Damascus-SANA
Spontaneity and music are evident in the poetic text written by the poet Maha Youssef Nasr, who confines her poems to the mediocre, trying to reflect her reality through it, in addition to writing the song and the popular text, but she finds herself eloquent.
Maha said in an interview with SANA: “Poetry comes by nature as a talent that a person is supposed to enrich with culture, reading, meeting and various cultures. A scientific certificate cannot give a talent, but it enriches it.
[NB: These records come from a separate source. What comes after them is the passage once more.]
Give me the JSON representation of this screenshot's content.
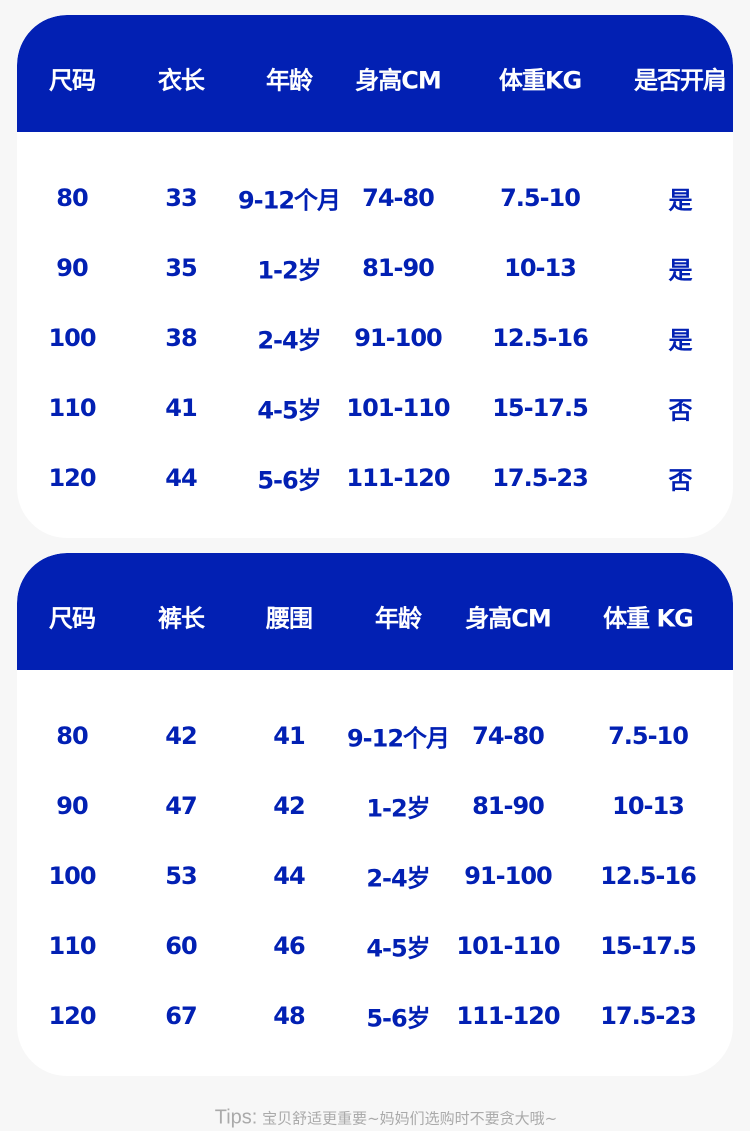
{
  "colors": {
    "header": "#0220b3",
    "text": "#0220b3",
    "background": "#f7f7f7"
  },
  "top_table": {
    "headers": [
      "尺码",
      "衣长",
      "年龄",
      "身高CM",
      "体重KG",
      "是否开肩"
    ],
    "rows": [
      [
        "80",
        "33",
        "9-12个月",
        "74-80",
        "7.5-10",
        "是"
      ],
      [
        "90",
        "35",
        "1-2岁",
        "81-90",
        "10-13",
        "是"
      ],
      [
        "100",
        "38",
        "2-4岁",
        "91-100",
        "12.5-16",
        "是"
      ],
      [
        "110",
        "41",
        "4-5岁",
        "101-110",
        "15-17.5",
        "否"
      ],
      [
        "120",
        "44",
        "5-6岁",
        "111-120",
        "17.5-23",
        "否"
      ]
    ]
  },
  "bottom_table": {
    "headers": [
      "尺码",
      "裤长",
      "腰围",
      "年龄",
      "身高CM",
      "体重 KG"
    ],
    "rows": [
      [
        "80",
        "42",
        "41",
        "9-12个月",
        "74-80",
        "7.5-10"
      ],
      [
        "90",
        "47",
        "42",
        "1-2岁",
        "81-90",
        "10-13"
      ],
      [
        "100",
        "53",
        "44",
        "2-4岁",
        "91-100",
        "12.5-16"
      ],
      [
        "110",
        "60",
        "46",
        "4-5岁",
        "101-110",
        "15-17.5"
      ],
      [
        "120",
        "67",
        "48",
        "5-6岁",
        "111-120",
        "17.5-23"
      ]
    ]
  },
  "tips": {
    "label": "Tips:",
    "text": " 宝贝舒适更重要~妈妈们选购时不要贪大哦~"
  }
}
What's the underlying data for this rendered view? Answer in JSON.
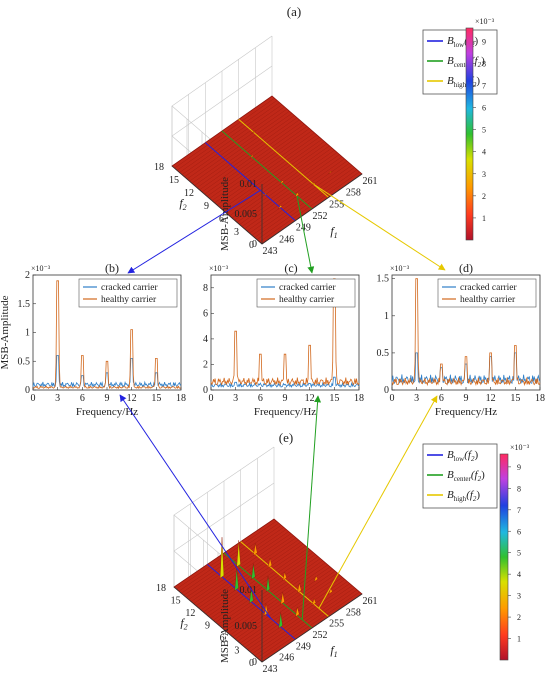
{
  "figure": {
    "panel_a_label": "(a)",
    "panel_b_label": "(b)",
    "panel_c_label": "(c)",
    "panel_d_label": "(d)",
    "panel_e_label": "(e)"
  },
  "colors": {
    "surface": "#c02818",
    "surface_dark": "#8e150d",
    "low": "#2323e0",
    "center": "#22a022",
    "high": "#e6c800",
    "cracked": "#2f7fc8",
    "healthy": "#d2691e"
  },
  "chart_data": [
    {
      "id": "a",
      "type": "surface3d",
      "zlabel": "MSB-Amplitude",
      "xlabel": "f1",
      "ylabel": "f2",
      "z_ticks": [
        "0",
        "0.005",
        "0.01"
      ],
      "x_ticks": [
        "243",
        "246",
        "249",
        "252",
        "255",
        "258",
        "261"
      ],
      "y_ticks": [
        "0",
        "3",
        "6",
        "9",
        "12",
        "15",
        "18"
      ],
      "legend": [
        {
          "main": "B",
          "sub": "low",
          "arg": "(f",
          "arg_sub": "2",
          "close": ")"
        },
        {
          "main": "B",
          "sub": "center",
          "arg": "(f",
          "arg_sub": "2",
          "close": ")"
        },
        {
          "main": "B",
          "sub": "high",
          "arg": "(f",
          "arg_sub": "2",
          "close": ")"
        }
      ],
      "colorbar": {
        "exponent": "×10⁻³",
        "ticks": [
          "1",
          "2",
          "3",
          "4",
          "5",
          "6",
          "7",
          "8",
          "9"
        ]
      },
      "ridges": [
        {
          "f1": 249,
          "f2": 3,
          "z": 0.0004
        },
        {
          "f1": 249,
          "f2": 6,
          "z": 0.0002
        },
        {
          "f1": 252,
          "f2": 3,
          "z": 0.0006
        },
        {
          "f1": 252,
          "f2": 6,
          "z": 0.0004
        },
        {
          "f1": 252,
          "f2": 12,
          "z": 0.0003
        },
        {
          "f1": 255,
          "f2": 3,
          "z": 0.0003
        },
        {
          "f1": 255,
          "f2": 15,
          "z": 0.0002
        },
        {
          "f1": 258,
          "f2": 3,
          "z": 0.0002
        }
      ]
    },
    {
      "id": "b",
      "type": "line",
      "ylabel": "MSB-Amplitude",
      "xlabel": "Frequency/Hz",
      "y_exponent": "×10⁻³",
      "xlim": [
        0,
        18
      ],
      "ylim": [
        0,
        2
      ],
      "x_ticks": [
        "0",
        "3",
        "6",
        "9",
        "12",
        "15",
        "18"
      ],
      "y_ticks": [
        "0",
        "0.5",
        "1",
        "1.5",
        "2"
      ],
      "series": [
        {
          "name": "cracked carrier",
          "x": [
            3,
            6,
            9,
            12,
            15
          ],
          "y": [
            0.6,
            0.25,
            0.3,
            0.55,
            0.3
          ],
          "base": 0.1
        },
        {
          "name": "healthy carrier",
          "x": [
            3,
            6,
            9,
            12,
            15
          ],
          "y": [
            1.9,
            0.6,
            0.5,
            1.05,
            0.55
          ],
          "base": 0.05
        }
      ]
    },
    {
      "id": "c",
      "type": "line",
      "xlabel": "Frequency/Hz",
      "y_exponent": "×10⁻³",
      "xlim": [
        0,
        18
      ],
      "ylim": [
        0,
        9
      ],
      "x_ticks": [
        "0",
        "3",
        "6",
        "9",
        "12",
        "15",
        "18"
      ],
      "y_ticks": [
        "0",
        "2",
        "4",
        "6",
        "8"
      ],
      "series": [
        {
          "name": "cracked carrier",
          "x": [
            3,
            6,
            9,
            12,
            15
          ],
          "y": [
            0.6,
            0.4,
            0.4,
            0.5,
            1.0
          ],
          "base": 0.4
        },
        {
          "name": "healthy carrier",
          "x": [
            3,
            6,
            9,
            12,
            15
          ],
          "y": [
            4.6,
            2.8,
            2.8,
            3.5,
            8.7
          ],
          "base": 0.7
        }
      ]
    },
    {
      "id": "d",
      "type": "line",
      "xlabel": "Frequency/Hz",
      "y_exponent": "×10⁻³",
      "xlim": [
        0,
        18
      ],
      "ylim": [
        0,
        1.55
      ],
      "x_ticks": [
        "0",
        "3",
        "6",
        "9",
        "12",
        "15",
        "18"
      ],
      "y_ticks": [
        "0",
        "0.5",
        "1",
        "1.5"
      ],
      "series": [
        {
          "name": "cracked carrier",
          "x": [
            3,
            6,
            9,
            12,
            15
          ],
          "y": [
            0.5,
            0.3,
            0.35,
            0.45,
            0.5
          ],
          "base": 0.15
        },
        {
          "name": "healthy carrier",
          "x": [
            3,
            6,
            9,
            12,
            15
          ],
          "y": [
            1.5,
            0.35,
            0.45,
            0.5,
            0.6
          ],
          "base": 0.12
        }
      ]
    },
    {
      "id": "e",
      "type": "surface3d",
      "zlabel": "MSB-Amplitude",
      "xlabel": "f1",
      "ylabel": "f2",
      "z_ticks": [
        "0",
        "0.005",
        "0.01"
      ],
      "x_ticks": [
        "243",
        "246",
        "249",
        "252",
        "255",
        "258",
        "261"
      ],
      "y_ticks": [
        "0",
        "3",
        "6",
        "9",
        "12",
        "15",
        "18"
      ],
      "legend": [
        {
          "main": "B",
          "sub": "low",
          "arg": "(f",
          "arg_sub": "2",
          "close": ")"
        },
        {
          "main": "B",
          "sub": "center",
          "arg": "(f",
          "arg_sub": "2",
          "close": ")"
        },
        {
          "main": "B",
          "sub": "high",
          "arg": "(f",
          "arg_sub": "2",
          "close": ")"
        }
      ],
      "colorbar": {
        "exponent": "×10⁻³",
        "ticks": [
          "1",
          "2",
          "3",
          "4",
          "5",
          "6",
          "7",
          "8",
          "9"
        ]
      },
      "ridges": [
        {
          "f1": 249,
          "f2": 15,
          "z": 0.0055
        },
        {
          "f1": 249,
          "f2": 12,
          "z": 0.003
        },
        {
          "f1": 249,
          "f2": 9,
          "z": 0.002
        },
        {
          "f1": 249,
          "f2": 6,
          "z": 0.0015
        },
        {
          "f1": 249,
          "f2": 3,
          "z": 0.002
        },
        {
          "f1": 252,
          "f2": 15,
          "z": 0.0035
        },
        {
          "f1": 252,
          "f2": 12,
          "z": 0.002
        },
        {
          "f1": 252,
          "f2": 9,
          "z": 0.002
        },
        {
          "f1": 252,
          "f2": 6,
          "z": 0.0015
        },
        {
          "f1": 252,
          "f2": 3,
          "z": 0.0012
        },
        {
          "f1": 255,
          "f2": 15,
          "z": 0.0015
        },
        {
          "f1": 255,
          "f2": 12,
          "z": 0.0012
        },
        {
          "f1": 255,
          "f2": 9,
          "z": 0.001
        },
        {
          "f1": 255,
          "f2": 6,
          "z": 0.0012
        },
        {
          "f1": 255,
          "f2": 3,
          "z": 0.0008
        },
        {
          "f1": 258,
          "f2": 6,
          "z": 0.0006
        },
        {
          "f1": 258,
          "f2": 3,
          "z": 0.0006
        }
      ]
    }
  ]
}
It is not hidden from anyone that the ancient poets are illiterate and do not read, and the phenomenon of improvisation was clear to them.”
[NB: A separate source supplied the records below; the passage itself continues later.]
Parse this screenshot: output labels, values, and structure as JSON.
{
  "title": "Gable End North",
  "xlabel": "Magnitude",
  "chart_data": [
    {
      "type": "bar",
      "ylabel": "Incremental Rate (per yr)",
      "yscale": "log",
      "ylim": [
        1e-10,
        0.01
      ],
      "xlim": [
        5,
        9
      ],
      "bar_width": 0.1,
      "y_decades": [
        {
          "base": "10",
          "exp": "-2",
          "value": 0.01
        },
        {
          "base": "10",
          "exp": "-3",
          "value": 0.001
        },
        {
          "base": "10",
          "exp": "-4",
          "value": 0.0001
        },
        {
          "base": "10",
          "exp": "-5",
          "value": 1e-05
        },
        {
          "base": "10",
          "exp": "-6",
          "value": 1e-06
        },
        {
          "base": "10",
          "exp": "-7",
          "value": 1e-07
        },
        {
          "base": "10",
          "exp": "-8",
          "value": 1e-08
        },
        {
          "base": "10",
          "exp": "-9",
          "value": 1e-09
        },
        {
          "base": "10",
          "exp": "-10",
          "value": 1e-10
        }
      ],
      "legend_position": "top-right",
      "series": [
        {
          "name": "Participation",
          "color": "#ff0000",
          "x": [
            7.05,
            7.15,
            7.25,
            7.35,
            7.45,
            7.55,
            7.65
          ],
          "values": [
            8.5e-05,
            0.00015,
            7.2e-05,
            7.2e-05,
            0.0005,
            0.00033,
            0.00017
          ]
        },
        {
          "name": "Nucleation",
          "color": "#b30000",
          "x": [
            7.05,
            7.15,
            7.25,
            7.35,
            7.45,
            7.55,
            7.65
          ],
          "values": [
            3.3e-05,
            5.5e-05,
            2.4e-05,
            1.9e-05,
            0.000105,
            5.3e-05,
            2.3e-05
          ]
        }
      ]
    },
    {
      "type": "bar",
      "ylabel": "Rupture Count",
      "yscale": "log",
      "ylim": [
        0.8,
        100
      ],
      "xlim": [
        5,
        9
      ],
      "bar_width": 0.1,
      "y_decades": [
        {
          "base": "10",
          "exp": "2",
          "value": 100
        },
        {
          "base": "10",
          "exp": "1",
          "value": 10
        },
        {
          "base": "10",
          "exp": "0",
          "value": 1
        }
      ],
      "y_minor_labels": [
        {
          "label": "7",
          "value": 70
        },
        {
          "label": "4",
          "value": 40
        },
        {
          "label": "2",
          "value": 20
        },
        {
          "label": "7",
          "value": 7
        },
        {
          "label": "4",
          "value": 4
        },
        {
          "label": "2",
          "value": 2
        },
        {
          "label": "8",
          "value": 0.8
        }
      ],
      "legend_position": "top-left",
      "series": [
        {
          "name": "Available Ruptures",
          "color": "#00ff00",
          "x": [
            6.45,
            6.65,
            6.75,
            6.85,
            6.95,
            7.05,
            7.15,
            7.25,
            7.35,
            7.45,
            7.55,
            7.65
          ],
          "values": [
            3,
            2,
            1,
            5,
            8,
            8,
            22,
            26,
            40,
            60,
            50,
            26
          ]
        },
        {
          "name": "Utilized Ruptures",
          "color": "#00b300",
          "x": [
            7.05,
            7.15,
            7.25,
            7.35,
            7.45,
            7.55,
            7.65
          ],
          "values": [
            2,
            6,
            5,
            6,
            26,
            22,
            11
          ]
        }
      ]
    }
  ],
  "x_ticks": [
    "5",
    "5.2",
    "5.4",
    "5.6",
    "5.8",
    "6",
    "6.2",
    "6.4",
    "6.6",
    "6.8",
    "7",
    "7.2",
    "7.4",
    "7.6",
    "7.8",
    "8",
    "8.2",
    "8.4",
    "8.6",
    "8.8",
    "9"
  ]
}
Poetry, according to Maha, has different types and forms, but they all branched off from the two halves of the poem, which included praise, satire, pride, wisdom, and other classical purposes.
Maha believes that the diversity of poetry with the development of the era imposed the emergence of new forms, which is the poem Al-Tafeelah, which was clearly manifested in the poets of the resistance and in political and national poetry to be new purposes carried by the poet of this era as his predecessor was defending with his poem the dignity of the tribe.
Regarding her view of spoken poetry, Maha finds that this poem must have image, emotion, music and balance, and express the identity of the region to which it belongs, pointing to the spread of experiences written by individuals who bring weak narratives.
As for the prose poem, Maha shows that it needs high culture, astonishment, image, flash, meaning and the ability to reach the recipient without blurring and hiding behind it.
It considers that poetry, due to the massive entry of the weak of talent, has weakened its ability to absorb social concerns and issues, because the rain competes with the precious, although there are latent talents that deserve appreciation.
It is noteworthy that the poet Maha Nasr wrote the song and all kinds of poetry, and two collections were published for her, "My Pens and My Pains" and "The Magic of Rhymes".